The garden is beautiful in every season. I love watching the changes. Volunteering here is often the highlight of the week. Getting involved with the people and nature in a friendly but controlled and safe environment is a real tonic. Honestly it has been a saviour during COVID. Thank you!
Passer-by comments
Superb - good work! Brightens up the palace experience - lovely addition - thank you!!
I love this community garden. It always cheers me up when I pass it. I love the selection of plants and the countryside feel it gives. You are doing a great job with it. Please don't stop.
Beautiful Garden! Inspires others into gardening! THANK YOU!
Principles for inclusive co-creative practice
1. Access ingrained and embedded: Attention to the details of people’s needs and where they are coming from, with access considerations built in at every stage and the starting point for all planning.
2. Consistent structures for capturing content: Establishing a framework to consistently capture and filter content which is led by what comes up from participants and feeds into how decisions are made on content and direction.
3. Equity and responsiveness: Listening and responding to where the group are at and adjusting activity in line with their needs and interests, giving flexibility to follow up on an idea, genuinely making time for difference and valuing ways of doing things and ensuring project activity is responsive, connective and audience led.
4. Pace: Making room for different paces within activities and leaving room for those who need more time to get an idea and build confidence.
5. Relatable subject matter: Focusing on visual, tangible stimulus and human subject matter which people can relate to, giving permission for people to open up emotionally and have personal reflections within the wider narratives being explored.
6. Valuing different knowledge and expertise: Valuing of different knowledge and expertise ranging from personal experience to academic knowledge, with no weighting of value in one particular direction in recognition that each type of knowledge enriches the project and one does not work without the other.
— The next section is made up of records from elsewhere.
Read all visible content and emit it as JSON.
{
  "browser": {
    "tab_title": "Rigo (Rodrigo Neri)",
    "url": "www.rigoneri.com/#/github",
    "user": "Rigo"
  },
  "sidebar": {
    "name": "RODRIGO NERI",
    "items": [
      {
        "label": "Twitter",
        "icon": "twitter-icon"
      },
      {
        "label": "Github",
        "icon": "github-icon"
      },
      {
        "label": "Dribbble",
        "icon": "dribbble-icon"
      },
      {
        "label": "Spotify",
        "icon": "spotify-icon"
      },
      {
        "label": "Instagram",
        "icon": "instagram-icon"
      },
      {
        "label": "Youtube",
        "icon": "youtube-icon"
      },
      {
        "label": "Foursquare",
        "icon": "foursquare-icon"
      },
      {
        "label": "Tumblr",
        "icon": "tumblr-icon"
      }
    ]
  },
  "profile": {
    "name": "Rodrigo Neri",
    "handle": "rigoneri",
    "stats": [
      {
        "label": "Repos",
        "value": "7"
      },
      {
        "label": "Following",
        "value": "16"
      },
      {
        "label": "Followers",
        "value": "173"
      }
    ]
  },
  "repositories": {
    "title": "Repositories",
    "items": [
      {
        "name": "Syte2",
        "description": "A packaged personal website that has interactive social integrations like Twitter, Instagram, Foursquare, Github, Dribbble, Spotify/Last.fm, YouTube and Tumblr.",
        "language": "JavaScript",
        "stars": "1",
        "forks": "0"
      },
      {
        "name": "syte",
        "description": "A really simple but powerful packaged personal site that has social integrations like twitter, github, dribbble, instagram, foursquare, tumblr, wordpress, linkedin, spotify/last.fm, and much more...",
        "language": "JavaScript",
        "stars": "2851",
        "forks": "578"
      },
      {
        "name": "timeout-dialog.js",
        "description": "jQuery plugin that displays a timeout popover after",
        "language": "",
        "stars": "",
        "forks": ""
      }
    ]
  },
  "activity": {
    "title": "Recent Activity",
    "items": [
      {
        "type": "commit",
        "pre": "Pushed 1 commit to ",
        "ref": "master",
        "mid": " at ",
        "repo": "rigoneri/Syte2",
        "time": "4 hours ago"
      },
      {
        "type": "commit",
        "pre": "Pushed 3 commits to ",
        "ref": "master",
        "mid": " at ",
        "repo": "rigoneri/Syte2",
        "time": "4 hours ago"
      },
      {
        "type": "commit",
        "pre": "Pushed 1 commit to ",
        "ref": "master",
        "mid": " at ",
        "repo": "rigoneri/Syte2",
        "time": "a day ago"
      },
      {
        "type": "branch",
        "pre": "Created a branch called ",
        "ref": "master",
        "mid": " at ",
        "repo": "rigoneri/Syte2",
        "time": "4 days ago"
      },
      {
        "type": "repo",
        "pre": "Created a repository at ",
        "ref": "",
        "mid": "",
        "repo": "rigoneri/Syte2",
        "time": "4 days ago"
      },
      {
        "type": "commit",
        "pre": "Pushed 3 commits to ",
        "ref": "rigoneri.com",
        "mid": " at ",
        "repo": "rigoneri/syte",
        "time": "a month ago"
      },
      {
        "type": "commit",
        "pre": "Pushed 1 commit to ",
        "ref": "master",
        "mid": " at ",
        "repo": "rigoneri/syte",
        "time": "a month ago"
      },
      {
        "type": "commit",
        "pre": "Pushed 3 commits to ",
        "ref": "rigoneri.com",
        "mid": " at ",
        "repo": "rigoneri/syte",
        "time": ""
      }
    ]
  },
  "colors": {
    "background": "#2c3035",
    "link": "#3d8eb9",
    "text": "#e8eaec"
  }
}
7. Socially engaged practitioners: Working alongside experienced practitioners with skills in socially engaged practice who are keen observers and able to adapt to people’s needs. 
8. Core community partners: Building sustained relationships with a small network of community partners to enable reach and maintain contact with a breadth of local people who might not engage without the encouragement of the familiar organisation they already connect with.